震災ボランティアで注意すべきこと7選!事前知識まとめ 

1995年の阪神淡路大震災では、全国から137万人ものボランティアが駆けつけ、「ボランティア元年」と呼ばれました。以降、大規模震災時には、多くのボランティアが参加しています。被災地で必要とされるボランティアとは、どのようなことに注意すべきでしょうか?






1)現地に行く前の情報収集

ボランティアとして現地に行こうと思ったら、現地の情報を確認することから始めましょう。震災の規模やその状況によって、ボランティアの受け入れが可能な時期や場所が異なります。

【1】災害ボランティアセンターの開設状況を確認する。

災害ボランティアセンターは、全国から駆け付けるボランティアの受け入れ窓口となります。開設時期や場所は災害の状況によって異なります。インターネットやSNSで、開設状況やボランティアの受け入れに関する情報が確認できます。

(1)災害ボランティアセンターとは

主に災害発生時、ボランティア活動を円滑に効率よく実施するために設置される組織です。
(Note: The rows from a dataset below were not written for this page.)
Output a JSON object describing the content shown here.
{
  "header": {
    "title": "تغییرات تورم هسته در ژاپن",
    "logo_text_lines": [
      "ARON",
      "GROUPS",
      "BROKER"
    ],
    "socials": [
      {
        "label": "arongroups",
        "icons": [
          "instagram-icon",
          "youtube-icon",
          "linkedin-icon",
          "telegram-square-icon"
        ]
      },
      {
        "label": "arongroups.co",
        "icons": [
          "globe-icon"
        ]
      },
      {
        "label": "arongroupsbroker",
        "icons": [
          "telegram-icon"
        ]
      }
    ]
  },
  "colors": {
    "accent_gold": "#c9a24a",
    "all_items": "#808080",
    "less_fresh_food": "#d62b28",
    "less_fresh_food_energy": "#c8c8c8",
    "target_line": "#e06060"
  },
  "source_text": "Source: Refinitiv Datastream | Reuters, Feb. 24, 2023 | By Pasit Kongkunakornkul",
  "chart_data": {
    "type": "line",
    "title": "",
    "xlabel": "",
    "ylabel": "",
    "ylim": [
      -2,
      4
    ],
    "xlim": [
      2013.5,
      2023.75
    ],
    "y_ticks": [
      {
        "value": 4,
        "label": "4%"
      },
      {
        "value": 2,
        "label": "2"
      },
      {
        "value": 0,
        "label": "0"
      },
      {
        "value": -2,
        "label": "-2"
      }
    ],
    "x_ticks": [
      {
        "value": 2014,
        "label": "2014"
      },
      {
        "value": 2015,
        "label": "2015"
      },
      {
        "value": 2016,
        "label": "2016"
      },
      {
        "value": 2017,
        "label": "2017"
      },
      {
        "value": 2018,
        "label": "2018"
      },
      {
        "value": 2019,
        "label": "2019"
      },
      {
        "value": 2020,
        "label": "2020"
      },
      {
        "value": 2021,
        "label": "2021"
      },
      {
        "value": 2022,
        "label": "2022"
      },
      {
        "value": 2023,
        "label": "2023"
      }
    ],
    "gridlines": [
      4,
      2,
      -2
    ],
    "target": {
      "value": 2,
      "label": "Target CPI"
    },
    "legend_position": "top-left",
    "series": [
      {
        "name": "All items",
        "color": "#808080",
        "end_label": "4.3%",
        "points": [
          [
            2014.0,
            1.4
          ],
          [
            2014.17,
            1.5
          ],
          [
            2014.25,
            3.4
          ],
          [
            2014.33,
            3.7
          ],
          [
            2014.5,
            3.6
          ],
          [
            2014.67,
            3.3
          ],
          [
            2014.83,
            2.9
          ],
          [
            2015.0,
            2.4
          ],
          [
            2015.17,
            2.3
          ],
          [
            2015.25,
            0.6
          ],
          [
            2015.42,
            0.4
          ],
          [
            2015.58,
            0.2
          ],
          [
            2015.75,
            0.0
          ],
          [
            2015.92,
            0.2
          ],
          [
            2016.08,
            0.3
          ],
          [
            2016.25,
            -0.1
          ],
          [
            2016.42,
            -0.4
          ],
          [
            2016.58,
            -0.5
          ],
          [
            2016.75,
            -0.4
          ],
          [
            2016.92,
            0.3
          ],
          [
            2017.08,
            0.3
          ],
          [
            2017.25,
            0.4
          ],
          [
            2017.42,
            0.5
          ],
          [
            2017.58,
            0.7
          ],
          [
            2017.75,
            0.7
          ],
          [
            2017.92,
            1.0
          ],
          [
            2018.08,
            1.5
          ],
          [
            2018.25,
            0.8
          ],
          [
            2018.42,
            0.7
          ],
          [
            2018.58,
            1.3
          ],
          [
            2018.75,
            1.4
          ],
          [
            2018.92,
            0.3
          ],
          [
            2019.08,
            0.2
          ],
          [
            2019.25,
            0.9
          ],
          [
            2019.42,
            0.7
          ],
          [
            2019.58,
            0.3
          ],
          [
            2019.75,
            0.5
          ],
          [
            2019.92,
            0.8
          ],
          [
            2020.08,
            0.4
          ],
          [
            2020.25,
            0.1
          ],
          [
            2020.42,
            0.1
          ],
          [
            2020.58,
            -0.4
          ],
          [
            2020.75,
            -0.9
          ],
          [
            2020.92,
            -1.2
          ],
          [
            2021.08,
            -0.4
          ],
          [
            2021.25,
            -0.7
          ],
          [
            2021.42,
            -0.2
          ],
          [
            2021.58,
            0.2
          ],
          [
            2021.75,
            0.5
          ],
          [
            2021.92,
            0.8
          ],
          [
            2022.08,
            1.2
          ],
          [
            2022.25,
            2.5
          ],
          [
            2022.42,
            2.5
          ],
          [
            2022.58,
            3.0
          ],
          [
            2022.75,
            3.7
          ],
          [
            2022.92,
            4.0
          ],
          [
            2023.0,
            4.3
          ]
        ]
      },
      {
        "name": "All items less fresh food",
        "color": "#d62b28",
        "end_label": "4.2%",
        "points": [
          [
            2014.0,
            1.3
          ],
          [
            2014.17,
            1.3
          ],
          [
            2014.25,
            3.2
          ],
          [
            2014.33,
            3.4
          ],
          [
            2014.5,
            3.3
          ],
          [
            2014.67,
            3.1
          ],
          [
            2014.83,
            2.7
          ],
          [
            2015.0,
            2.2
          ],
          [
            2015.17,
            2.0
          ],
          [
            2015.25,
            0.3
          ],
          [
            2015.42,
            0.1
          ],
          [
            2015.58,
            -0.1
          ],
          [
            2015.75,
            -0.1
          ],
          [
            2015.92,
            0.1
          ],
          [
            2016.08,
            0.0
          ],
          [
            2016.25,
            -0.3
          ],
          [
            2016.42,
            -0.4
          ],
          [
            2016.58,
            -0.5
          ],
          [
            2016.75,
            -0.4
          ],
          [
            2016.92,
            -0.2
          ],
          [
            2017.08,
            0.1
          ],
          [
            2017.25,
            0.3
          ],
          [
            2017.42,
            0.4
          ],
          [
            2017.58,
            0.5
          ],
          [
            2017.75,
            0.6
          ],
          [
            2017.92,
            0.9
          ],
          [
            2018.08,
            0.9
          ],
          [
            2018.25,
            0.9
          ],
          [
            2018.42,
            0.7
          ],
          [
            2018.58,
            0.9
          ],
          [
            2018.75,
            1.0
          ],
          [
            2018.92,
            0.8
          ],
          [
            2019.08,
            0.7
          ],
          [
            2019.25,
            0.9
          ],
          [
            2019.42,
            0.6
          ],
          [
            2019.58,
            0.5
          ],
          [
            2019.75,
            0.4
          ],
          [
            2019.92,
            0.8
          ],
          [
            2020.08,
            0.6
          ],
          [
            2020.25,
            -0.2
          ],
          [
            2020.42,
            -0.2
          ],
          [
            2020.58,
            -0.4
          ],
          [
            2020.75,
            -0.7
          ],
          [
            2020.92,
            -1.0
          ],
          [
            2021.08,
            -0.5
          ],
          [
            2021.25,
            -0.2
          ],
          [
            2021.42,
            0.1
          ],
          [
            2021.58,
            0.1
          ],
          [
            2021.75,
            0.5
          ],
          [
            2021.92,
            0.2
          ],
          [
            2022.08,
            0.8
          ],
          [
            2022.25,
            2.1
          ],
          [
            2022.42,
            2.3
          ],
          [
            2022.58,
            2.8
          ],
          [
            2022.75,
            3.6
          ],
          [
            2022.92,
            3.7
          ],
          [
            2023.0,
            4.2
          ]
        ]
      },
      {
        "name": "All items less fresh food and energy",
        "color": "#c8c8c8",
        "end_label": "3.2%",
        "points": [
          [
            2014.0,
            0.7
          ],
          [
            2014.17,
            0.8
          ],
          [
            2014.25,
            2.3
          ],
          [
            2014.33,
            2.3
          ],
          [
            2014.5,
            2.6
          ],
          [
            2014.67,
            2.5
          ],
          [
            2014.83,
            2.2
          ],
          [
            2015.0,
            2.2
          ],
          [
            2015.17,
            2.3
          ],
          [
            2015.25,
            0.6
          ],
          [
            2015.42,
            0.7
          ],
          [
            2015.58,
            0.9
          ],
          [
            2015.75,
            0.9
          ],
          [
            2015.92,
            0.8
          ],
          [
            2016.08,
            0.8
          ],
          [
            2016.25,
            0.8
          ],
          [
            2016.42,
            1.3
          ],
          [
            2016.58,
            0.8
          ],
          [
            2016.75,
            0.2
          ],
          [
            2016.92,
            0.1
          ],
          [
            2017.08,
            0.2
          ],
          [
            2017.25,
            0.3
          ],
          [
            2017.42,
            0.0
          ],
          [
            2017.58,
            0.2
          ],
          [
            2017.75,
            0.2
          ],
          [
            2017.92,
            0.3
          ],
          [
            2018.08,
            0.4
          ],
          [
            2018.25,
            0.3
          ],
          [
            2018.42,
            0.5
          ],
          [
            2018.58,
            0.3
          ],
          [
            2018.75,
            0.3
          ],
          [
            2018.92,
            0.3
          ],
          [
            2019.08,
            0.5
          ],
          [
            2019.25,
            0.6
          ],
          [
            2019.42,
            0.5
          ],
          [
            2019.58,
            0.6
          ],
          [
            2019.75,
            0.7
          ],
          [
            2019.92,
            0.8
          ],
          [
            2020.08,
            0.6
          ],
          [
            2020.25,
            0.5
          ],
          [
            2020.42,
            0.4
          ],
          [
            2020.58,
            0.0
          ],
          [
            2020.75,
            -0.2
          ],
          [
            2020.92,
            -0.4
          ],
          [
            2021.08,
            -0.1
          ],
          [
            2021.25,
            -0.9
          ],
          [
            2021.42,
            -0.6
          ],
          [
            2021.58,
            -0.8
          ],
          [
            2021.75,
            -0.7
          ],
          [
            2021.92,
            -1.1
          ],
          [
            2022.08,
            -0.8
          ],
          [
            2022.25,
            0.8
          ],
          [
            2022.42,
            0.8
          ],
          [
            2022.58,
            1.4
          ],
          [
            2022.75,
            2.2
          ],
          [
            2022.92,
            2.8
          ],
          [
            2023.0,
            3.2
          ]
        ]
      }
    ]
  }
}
設置者は都道府県やその災害の状況によっても異なり、行政や公的機関、社会福祉協議会、NPOやNGOなどが単独、または共同で設置・運営します。

全国社会福祉協議会の被災地支援のサイトでは、災害ごとに開設されている災害ボランティアセンターの詳細が記載されており、さらに各地域の災害ボランティアセンターのSNSなどにもつながります。被災地域ごとに具体的な情報が得られるので、必ず確認しておきましょう。

(2)災害ボランティアセンターの役割

ボランティアの受け入れの窓口となり、受付・情報提供・人数などの調整をします。被災地でのニーズを具体的に把握し、作業内容や作業場所に応じてボランティアの調整をします。また、作業に必要な資機材の準備や貸し出し、実際のボランティア活動の支援、そして活動の振り返りを行い、今後の活動のために情報を整理します。

【2】被災地の状況を確認する。

被災地の状況は、災害ボランティアセンターのサイトやSNSなどから具体的に確認できます。

(1)地域ごとの災害ボランティアセンターの情報を確認する

被害の状況によって、必要なボランティアの人数や作業内容が異なります。どこの地域でどのような作業内容が必要なのか、ボランティアの人数が足りていないのはどこの地域なのか、などを確認して目的地を決めましょう。

(2)目的地までの道のりを確認する

震災後は交通規制や交通機関の停止などがあります。目的地まで安全に行きつくためには、どのような交通手段を使うのが良いのか考えておかなくてはなりません。

(3)現地の天気や気温を確認する

作業の内容によっては、晴天の日にしか活動できないようなものもあります。また地域や季節によって、服装や装備品が異なります。参加する期間の天気や気温なども把握しておくようにしましょう。

軍手を持つ女性

2)事前準備で大切なこととは?

ボランティアに行く目的地の状況がわかったら、準備を始めましょう。

【1】ボランティア保険に入る

ボランティアの活動は基本的に自己責任です。被災地に負担をかけないためにも、万が一に備えてボランティア保険に入りましょう。現地の災害ボランティアセンターでも加入の手続きはできますが、往復途中も補償に含まれるので事前に入っておきましょう。補償内容によっても異なりますが、保険料は数百円~千円以内です。自宅または出発地の社会福祉協議会に問い合わせてみましょう。

【2】装備品の準備

被災地に入ってから装備品などを調達することは困難です。必要と思われるものは事前に揃えてから出発しましょう。ホームセンターなどで購入できるものがほとんどです。

(1)服装

季節や活動の内容によっても異なりますが、基本的には長そで・長ズボンで、軽くて動きやすい服装が適しています。体温の調節ができるように脱ぎ着のしやすい、重ね着ができるものを用意しましょう。往復は履き慣れたスニーカーなどを履いて行き、長靴も持参します。がれきの撤去作業などでは、底の厚い長靴や安全靴などの準備ができれば安心です。夏季は熱中症対策、冬季は防寒対策として、気候に応じた帽子もかぶって行きましょう。

(2)備品

タオル、ヘルメット、マスク、軍手、ゴム手袋は必ず用意していきましょう。ヘッドライト、ゴーグルなどは、作業内容によっては非常に役立ちます。夏季は熱中症対策として保冷剤など、冬季は使い捨てのカイロなどがあると、体調管理に役立ちます。

(3)水・食料

水や食料も自分の分は自分で持参しなくてはなりません。十分な量を持参することが基本ですが、滞在期間が長期間の場合は、被災地周辺の地域で購入することが可能かどうか、水や食料を調達するにはどこまで移動すれば購入できるかなど、あらかじめ災害ボランティアセンターに問い合わせておきましょう。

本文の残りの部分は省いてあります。